For decades, governments have built higher levees and concrete barriers as the answer to protecting life and property from damaging coastal storms and flooding. Surrounding ourselves with concrete isn’t a solution — water always finds a way.
Part of the solution is far more fundamental. It’s called natural infrastructure. That simply means incorporating natural landscapes such as marshes, barrier islands and oyster reefs to minimize flood and storm damage. And while nothing will stop a nine-foot storm surge, it’s worth noting that coastal wetlands prevented $625 million in direct property damages during Hurricane Sandy.
{mosads}The collision of surging coastal development with increasingly frequent and severe storms fueled by climate change is lethal and devastating. The number of billion-dollar-damage disaster events — the majority of them coastal storms — is escalating dramatically. In each of the 38 years from 1980-2017 in the U.S., there was an average of 5.8 weather events per year each costing more than a billion dollars in damages. In just the five years from 2013-2017, the average ballooned to 11.6 such events.
At the recent Climate Action Summit in San Francisco, foundations pledged to spend nearly half a billion dollars on natural solutions to reduce the impacts of climate change. While stopping deforestation is critical — it is also imperative that some of that money be invested in climate-adapted natural infrastructure on our coasts.
We have cemented over our coasts’ natural defenses with beachfront high-rises and drained the marshes to build subdivisions, all as 40 percent of America’s population crowds into that 10 percent of our land mass that is coastal.
You see it from the beachfronts of the Carolinas to the shores of the Delmarva Peninsula to marshlands of southern Louisiana, where the land has been disappearing at the astonishing rate of one football field every 100 minutes since the 1930s.
So how do we get out of the cement mixer?
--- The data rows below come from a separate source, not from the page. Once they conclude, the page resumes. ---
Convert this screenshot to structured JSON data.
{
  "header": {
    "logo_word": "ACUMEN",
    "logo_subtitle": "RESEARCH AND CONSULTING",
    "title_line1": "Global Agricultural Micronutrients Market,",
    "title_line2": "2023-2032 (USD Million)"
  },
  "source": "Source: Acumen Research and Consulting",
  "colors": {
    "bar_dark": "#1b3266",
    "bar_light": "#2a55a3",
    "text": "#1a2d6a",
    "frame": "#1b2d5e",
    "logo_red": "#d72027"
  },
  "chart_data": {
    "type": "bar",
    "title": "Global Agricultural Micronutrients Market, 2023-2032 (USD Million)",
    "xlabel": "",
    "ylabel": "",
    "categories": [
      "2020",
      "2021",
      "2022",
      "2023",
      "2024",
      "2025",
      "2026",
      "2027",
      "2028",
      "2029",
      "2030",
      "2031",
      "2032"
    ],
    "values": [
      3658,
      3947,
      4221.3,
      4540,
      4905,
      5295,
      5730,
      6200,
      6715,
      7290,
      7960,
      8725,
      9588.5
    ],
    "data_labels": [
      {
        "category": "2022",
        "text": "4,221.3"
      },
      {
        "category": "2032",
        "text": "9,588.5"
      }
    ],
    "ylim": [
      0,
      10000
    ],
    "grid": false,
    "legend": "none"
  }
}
First, all levels of government can take greater action to protect the natural barriers that exist and help restore those that have been lost.
What protects the habitat of birds and wildlife also protects people, their jobs and their property.
In Currituck Sound on North Carolina’s Outer Banks, terracing the marshes could help break wave energy and restore marshes. Salt marsh vegetation is responsible for 60 percent reduction in the force of wave action during storm events.
Saving the marshes will not only help protect the habitat of fish and birds, but will protect the lives and economy of the Currituck Sound’s residents and the surrounding Outer Banks’ billion dollar tourism business.
In Louisiana, plans are underway to allow mud and other nutrients from the Mississippi River to flow back into the marshes to help restore wetlands to their natural state before levees straightjacketed the river and disrupted natural replenishment of the marshes.
Second, we can stop using taxpayer money to rebuild businesses and houses in areas virtually guaranteed to be destroyed during storms. Congress is now considering legislation that offers a practical, economic solution to this recurring problem.
It would expand areas conserved under the Coastal Barrier Resources Act, which was first enacted during the Reagan administration and takes a common-sense approach to protecting taxpayers, public safety and the environment.
The act simply says that if you want to develop on hazard-prone, ecologically sensitive coastal areas, you will do so without the use of federal taxpayer dollars.
The act does not prohibit development. It just removes the American taxpayer from the job of paying for it. As a result, it’s estimated that this law has saved the taxpayer billions in federal expenditures. But it could save even more.
The House bill would expand this act to include 17,000 additional coastal acres in storm-prone states, including North and South Carolina, Delaware and Florida. That land would be off limits for financial assistance from the government, giving developers incentive to find safer places to build.
Federal, state and local governments must act to protect our communities and our economic life support systems. Hurricanes devastate red, blue and purple states with the same impunity and conservation has been a bi-partisan issue for decades.
And as we look at ways to adapt and mitigate the losses from climate change, foundations should invest in our coastlines — climate adaptation is as important as mitigation.
As we’ve seen in recent days and could see again in coming days, it’s a matter of life and death.